Package: libxnnpack-dev
Architecture: any
Depends: libxnnpack0 (= ${binary:Version}), ${misc:Depends}
Description: High-efficiency floating-point neural network inference operators (dev)
 XNNPACK is a highly optimized library of floating-point neural network
 inference operators for ARM, WebAssembly, and x86 platforms. XNNPACK is not
 intended for direct use by deep learning practitioners and researchers; instead
 it provides low-level performance primitives for accelerating high-level
 machine learning frameworks, such as TensorFlow Lite, TensorFlow.js, PyTorch,
 and MediaPipe.
 .
 This package contains the development files.

Package: libxnnpack0
Architecture: any
Depends: ${misc:Depends}, ${shlibs:Depends}
Description: High-efficiency floating-point neural network inference operators (libs)

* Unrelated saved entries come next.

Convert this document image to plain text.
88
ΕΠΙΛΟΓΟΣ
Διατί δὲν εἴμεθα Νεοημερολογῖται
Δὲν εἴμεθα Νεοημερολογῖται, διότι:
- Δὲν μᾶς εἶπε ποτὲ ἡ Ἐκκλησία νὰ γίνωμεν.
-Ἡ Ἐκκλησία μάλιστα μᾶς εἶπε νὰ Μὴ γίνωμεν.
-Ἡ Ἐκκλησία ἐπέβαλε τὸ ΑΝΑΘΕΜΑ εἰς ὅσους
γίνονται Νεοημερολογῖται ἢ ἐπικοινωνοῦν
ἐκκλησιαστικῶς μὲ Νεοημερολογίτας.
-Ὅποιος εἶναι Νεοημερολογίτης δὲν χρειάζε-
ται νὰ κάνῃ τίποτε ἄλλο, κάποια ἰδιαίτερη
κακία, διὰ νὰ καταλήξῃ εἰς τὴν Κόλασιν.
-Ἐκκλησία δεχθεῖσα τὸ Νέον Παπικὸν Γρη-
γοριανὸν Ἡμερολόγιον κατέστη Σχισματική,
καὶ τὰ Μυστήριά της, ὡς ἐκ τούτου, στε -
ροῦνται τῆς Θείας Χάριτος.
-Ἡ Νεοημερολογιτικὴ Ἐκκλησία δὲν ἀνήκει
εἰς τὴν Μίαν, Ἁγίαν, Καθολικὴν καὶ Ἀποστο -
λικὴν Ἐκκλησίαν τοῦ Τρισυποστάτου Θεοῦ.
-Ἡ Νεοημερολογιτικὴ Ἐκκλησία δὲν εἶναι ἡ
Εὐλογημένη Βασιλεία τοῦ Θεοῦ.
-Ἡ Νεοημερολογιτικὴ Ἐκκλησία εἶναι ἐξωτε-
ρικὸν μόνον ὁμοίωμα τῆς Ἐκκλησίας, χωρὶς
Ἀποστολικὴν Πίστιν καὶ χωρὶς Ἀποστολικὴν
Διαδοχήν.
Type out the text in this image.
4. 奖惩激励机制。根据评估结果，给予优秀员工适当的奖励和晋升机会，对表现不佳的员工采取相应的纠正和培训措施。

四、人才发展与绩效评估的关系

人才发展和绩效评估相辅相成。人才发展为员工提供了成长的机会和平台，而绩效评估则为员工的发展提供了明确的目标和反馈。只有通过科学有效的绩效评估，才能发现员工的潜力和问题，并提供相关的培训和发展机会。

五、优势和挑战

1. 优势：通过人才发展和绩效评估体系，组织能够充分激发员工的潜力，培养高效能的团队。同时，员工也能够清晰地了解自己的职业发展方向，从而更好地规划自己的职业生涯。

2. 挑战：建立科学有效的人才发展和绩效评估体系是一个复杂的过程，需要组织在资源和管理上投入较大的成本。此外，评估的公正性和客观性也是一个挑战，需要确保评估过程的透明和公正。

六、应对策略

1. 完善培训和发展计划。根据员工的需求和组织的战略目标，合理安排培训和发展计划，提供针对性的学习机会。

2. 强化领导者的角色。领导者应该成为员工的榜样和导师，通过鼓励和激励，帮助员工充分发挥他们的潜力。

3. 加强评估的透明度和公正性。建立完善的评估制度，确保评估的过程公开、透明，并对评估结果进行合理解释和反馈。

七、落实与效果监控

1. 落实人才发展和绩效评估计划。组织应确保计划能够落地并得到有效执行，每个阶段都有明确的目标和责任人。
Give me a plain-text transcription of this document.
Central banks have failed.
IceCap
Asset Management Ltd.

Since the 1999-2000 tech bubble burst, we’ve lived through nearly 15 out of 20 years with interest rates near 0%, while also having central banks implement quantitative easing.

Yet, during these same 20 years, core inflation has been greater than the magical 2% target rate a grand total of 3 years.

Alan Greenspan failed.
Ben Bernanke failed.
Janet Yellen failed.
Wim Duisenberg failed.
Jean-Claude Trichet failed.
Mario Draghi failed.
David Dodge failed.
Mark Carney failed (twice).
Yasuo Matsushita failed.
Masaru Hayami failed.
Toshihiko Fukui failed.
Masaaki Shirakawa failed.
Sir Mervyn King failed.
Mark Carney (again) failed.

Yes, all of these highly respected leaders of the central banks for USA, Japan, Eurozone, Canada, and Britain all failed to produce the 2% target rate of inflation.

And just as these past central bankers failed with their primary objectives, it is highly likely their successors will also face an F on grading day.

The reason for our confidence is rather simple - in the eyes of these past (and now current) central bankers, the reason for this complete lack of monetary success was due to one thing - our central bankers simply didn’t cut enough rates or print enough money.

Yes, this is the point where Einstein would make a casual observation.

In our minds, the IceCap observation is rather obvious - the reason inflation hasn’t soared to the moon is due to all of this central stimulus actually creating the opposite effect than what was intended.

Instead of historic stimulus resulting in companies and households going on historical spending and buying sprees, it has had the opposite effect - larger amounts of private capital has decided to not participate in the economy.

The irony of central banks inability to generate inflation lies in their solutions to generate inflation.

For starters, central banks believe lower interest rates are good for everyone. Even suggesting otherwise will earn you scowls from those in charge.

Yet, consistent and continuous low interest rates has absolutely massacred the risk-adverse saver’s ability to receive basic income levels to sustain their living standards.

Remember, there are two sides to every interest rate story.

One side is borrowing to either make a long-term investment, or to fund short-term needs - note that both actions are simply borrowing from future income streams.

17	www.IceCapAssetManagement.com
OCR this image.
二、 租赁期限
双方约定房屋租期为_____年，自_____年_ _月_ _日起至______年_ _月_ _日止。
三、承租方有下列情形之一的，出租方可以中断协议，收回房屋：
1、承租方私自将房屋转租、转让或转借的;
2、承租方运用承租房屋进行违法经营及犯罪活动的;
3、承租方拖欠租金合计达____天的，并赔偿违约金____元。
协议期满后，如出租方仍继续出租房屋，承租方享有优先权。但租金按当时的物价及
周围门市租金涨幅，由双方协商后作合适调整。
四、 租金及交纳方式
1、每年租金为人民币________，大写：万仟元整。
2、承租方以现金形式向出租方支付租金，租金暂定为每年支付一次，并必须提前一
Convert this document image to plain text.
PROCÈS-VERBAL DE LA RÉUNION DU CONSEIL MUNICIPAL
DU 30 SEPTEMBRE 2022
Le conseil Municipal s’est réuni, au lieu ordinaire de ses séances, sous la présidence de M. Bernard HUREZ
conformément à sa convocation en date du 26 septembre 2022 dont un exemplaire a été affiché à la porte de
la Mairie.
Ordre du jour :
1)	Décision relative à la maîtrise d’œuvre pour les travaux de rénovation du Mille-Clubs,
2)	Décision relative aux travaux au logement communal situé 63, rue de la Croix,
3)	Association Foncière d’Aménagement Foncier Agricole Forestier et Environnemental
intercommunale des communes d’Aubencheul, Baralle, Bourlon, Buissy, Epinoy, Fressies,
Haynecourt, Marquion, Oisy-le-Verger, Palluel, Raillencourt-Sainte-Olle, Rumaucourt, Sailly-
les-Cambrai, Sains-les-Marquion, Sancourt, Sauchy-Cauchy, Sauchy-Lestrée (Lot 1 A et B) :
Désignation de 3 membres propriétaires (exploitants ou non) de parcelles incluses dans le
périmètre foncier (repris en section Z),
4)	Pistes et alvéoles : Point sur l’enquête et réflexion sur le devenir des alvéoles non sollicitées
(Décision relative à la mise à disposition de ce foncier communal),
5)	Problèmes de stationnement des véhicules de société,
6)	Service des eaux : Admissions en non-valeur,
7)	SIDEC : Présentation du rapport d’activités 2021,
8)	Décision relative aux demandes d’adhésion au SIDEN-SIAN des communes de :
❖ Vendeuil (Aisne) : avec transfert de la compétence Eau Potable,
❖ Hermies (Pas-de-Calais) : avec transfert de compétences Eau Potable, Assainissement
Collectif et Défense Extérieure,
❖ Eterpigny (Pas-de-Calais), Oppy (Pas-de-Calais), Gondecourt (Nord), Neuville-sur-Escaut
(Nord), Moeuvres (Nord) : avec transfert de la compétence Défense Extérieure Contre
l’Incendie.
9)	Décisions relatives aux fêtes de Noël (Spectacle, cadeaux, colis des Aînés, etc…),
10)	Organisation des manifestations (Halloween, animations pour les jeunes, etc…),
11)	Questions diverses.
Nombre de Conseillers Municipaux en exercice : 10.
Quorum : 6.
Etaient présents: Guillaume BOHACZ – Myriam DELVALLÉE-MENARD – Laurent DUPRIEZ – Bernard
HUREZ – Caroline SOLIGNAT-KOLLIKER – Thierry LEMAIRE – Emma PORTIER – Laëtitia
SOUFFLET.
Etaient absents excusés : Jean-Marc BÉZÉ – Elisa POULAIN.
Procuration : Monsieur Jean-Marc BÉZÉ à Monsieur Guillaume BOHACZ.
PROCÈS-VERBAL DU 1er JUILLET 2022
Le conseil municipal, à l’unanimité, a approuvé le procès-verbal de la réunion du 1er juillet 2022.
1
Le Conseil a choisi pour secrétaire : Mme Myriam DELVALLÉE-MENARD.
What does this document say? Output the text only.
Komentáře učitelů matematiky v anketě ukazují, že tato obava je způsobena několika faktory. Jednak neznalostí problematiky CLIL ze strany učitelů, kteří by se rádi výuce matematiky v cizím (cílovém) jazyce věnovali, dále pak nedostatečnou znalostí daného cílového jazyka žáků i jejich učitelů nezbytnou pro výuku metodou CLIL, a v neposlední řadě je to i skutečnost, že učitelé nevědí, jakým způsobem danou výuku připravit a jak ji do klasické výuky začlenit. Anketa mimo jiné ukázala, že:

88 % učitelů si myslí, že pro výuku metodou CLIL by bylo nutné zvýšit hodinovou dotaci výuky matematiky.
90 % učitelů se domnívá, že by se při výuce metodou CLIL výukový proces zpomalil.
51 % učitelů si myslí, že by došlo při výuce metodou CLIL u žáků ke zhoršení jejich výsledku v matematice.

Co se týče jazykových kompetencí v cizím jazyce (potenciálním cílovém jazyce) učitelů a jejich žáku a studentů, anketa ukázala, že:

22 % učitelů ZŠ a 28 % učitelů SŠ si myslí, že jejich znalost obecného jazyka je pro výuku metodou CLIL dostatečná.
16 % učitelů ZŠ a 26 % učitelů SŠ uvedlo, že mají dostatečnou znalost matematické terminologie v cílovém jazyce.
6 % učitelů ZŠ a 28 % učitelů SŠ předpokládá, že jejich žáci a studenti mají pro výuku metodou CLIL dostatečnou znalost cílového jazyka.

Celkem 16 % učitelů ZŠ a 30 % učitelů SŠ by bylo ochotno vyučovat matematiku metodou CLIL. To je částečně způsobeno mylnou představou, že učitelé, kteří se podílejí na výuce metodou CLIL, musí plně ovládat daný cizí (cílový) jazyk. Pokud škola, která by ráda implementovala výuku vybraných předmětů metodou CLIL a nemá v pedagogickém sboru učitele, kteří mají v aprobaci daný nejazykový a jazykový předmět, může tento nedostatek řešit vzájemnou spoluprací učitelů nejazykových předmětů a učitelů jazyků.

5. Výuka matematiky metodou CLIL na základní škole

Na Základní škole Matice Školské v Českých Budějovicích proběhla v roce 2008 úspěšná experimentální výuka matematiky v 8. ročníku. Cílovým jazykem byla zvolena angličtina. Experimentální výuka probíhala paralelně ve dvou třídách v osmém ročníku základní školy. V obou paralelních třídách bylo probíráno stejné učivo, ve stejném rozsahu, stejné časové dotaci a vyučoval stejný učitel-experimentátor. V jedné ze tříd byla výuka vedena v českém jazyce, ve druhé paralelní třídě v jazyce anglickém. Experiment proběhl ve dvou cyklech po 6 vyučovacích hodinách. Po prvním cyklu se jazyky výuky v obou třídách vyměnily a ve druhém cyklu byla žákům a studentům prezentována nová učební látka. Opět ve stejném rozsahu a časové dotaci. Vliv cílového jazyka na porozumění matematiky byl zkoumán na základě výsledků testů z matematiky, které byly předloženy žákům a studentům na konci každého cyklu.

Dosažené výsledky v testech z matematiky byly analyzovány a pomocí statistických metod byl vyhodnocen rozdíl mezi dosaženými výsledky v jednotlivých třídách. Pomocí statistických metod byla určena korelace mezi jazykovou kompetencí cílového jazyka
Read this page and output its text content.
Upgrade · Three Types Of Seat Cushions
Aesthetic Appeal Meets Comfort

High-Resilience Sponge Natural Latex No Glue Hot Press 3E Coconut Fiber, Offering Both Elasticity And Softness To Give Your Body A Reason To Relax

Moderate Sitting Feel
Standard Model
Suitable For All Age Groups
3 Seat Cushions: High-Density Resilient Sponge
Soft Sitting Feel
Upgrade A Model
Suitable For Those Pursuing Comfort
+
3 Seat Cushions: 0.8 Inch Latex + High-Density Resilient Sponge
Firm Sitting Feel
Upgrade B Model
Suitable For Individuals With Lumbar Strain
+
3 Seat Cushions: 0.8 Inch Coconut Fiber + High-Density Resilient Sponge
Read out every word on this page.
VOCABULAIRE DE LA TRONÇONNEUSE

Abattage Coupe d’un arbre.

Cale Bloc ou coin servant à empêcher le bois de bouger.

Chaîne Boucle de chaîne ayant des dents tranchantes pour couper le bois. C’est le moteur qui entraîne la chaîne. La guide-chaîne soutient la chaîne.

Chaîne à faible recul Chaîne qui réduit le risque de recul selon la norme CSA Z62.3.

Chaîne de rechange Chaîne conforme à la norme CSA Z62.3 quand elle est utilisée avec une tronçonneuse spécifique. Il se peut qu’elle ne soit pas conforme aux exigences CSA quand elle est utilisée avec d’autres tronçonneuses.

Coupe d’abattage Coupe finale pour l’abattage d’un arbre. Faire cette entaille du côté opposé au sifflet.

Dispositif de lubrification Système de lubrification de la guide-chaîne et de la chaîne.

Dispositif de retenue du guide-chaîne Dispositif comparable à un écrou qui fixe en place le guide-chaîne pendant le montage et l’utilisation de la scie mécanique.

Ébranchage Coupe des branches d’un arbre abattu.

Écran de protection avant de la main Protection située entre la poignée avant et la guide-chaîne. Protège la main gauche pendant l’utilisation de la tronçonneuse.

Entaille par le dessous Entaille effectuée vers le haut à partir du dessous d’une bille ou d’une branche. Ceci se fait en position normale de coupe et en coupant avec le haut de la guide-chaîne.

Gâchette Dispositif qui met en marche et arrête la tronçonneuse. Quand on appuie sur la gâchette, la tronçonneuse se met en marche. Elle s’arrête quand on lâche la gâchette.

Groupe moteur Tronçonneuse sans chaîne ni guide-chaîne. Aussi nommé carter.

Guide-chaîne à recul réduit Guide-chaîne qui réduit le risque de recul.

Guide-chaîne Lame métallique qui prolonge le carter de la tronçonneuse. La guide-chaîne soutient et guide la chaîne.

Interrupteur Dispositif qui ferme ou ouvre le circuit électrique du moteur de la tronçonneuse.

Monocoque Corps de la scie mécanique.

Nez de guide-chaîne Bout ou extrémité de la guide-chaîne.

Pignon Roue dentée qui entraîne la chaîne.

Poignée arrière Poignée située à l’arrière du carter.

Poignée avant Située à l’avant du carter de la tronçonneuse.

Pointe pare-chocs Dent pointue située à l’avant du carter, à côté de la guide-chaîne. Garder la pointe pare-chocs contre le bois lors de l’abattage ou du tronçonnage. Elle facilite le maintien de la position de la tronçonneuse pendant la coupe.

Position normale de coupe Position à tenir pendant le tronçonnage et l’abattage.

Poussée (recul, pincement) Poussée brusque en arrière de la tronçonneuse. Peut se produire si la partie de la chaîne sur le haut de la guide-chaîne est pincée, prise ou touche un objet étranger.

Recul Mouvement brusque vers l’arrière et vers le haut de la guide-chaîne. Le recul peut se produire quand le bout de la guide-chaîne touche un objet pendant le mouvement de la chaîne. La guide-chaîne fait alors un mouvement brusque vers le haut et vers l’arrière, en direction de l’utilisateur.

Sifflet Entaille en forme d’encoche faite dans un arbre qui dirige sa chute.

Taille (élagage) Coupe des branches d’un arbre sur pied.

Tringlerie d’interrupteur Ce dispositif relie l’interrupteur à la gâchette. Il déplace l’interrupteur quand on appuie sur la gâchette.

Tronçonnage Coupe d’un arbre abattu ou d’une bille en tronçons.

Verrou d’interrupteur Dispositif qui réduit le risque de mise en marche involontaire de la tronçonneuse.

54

 XNNPACK is a highly optimized library of floating-point neural network
 inference operators for ARM, WebAssembly, and x86 platforms. XNNPACK is not
 intended for direct use by deep learning practitioners and researchers; instead
 it provides low-level performance primitives for accelerating high-level
 machine learning frameworks, such as TensorFlow Lite, TensorFlow.js, PyTorch,
 and MediaPipe.
 .
 This package contains the shared object.